As there is no vaccine against the Bundibugyo strain causing this outbreak, measures such as testing, contact tracing and isolation are crucial to containing it. Yet very little of this is happening in Ituri. One challenge is logistical. Ituri is a province of dense forests and poorly connected hamlets. Dozens of armed groups threaten civilians. Some 900,000 people live in displacement camps after fleeing conflict in the province. Others are moving around and looking for work in informal gold mines, making them hard to trace and reluctant to isolate themselves. Aid workers and soldiers at checkpoints talk of waves of people fleeing virus hotspots.
A response is visible in Bunia, the provincial capital, which has hospitals, roads and an airport. But even there it is too small, says Trish Newport, head of the emergency desk at Médecins Sans Frontières, a medical charity. Protective equipment is scarce. The situation is far worse the farther you move out from the city, where state authority is often notional. The road to the gold-mining town of Mongbwalu, one hotspot, is unpaved and studded with militia and army checkpoints, but aid workers still consider the town relatively accessible. Other areas affected by Ebola are far more remote.
Without the correct equipment, hospitals and clinics can become vectors for transmission, deterring would-be patients. Many clinics have been forced to close in order to disinfect. Some have not reopened. Moreover, health workers such as Mr Bulabantu are at high risk of catching the virus themselves. Across eastern Congo dozens of front-line health workers have fallen ill and 25 have died of the disease, says the WHO. “We’re very scared,” says Mr Bulabantu.
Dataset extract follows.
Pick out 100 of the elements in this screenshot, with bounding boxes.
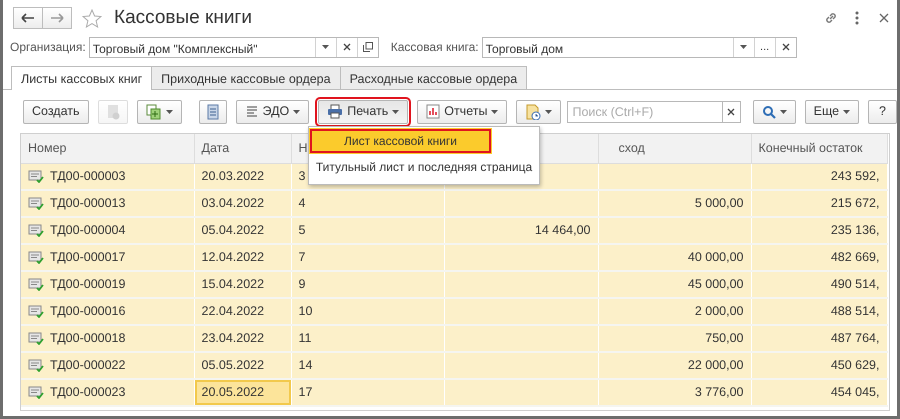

He is also barely paid. His meagre monthly salary of about $80 has not been handed out for months; he is surviving on an Ebola-related bonus of $70.
In theory, there is enough money to fund the response. According to the WHO and the African Centres for Disease Control, donors have pledged more than $1.2bn, nearly double the $518m they say is needed. But only $115m has been disbursed. Over the past week, health-care workers in Bunia and the surrounding areas have gone on strike over pay and working conditions.
Even if the rest of the money arrives quickly, it will be hard to convince people that their main concern is Ebola, rather than the lack of fresh water or untreated malaria that is killing their children, says Ms Newport. In places such as Bunia, where the virus is visible, and people are dying on the street, help is more welcome.
The virus has long spread beyond Ituri. In late June a pregnant woman who died in Ituri was transported to Kisangani, a city of 1.5m people and the capital of neighbouring Tshopo province. She received a traditional burial and has since been confirmed to have died of Ebola. “It’s a question of days before we have local spread,” says an aid official, explaining that dead bodies are particularly contagious.
There are also concerns about the virus spreading northwards into South Sudan, which is on the edge of civil war and has an even more fragile health system than Congo. A recent paper in the Lancet Infectious Diseases, which predates the spread of the disease to Tshopo, used modelling to estimate that there was a seven-in-ten chance that a case of Ebola would arrive in South Sudan in the next three months.
Mr Bulabantu, the nurse, says the people who come to his clinic are afraid of dying. “There isn’t really a way for us to protect ourselves,” he says. “Neither for us, nor the ill.” Given the situation, fear seems like a rational response.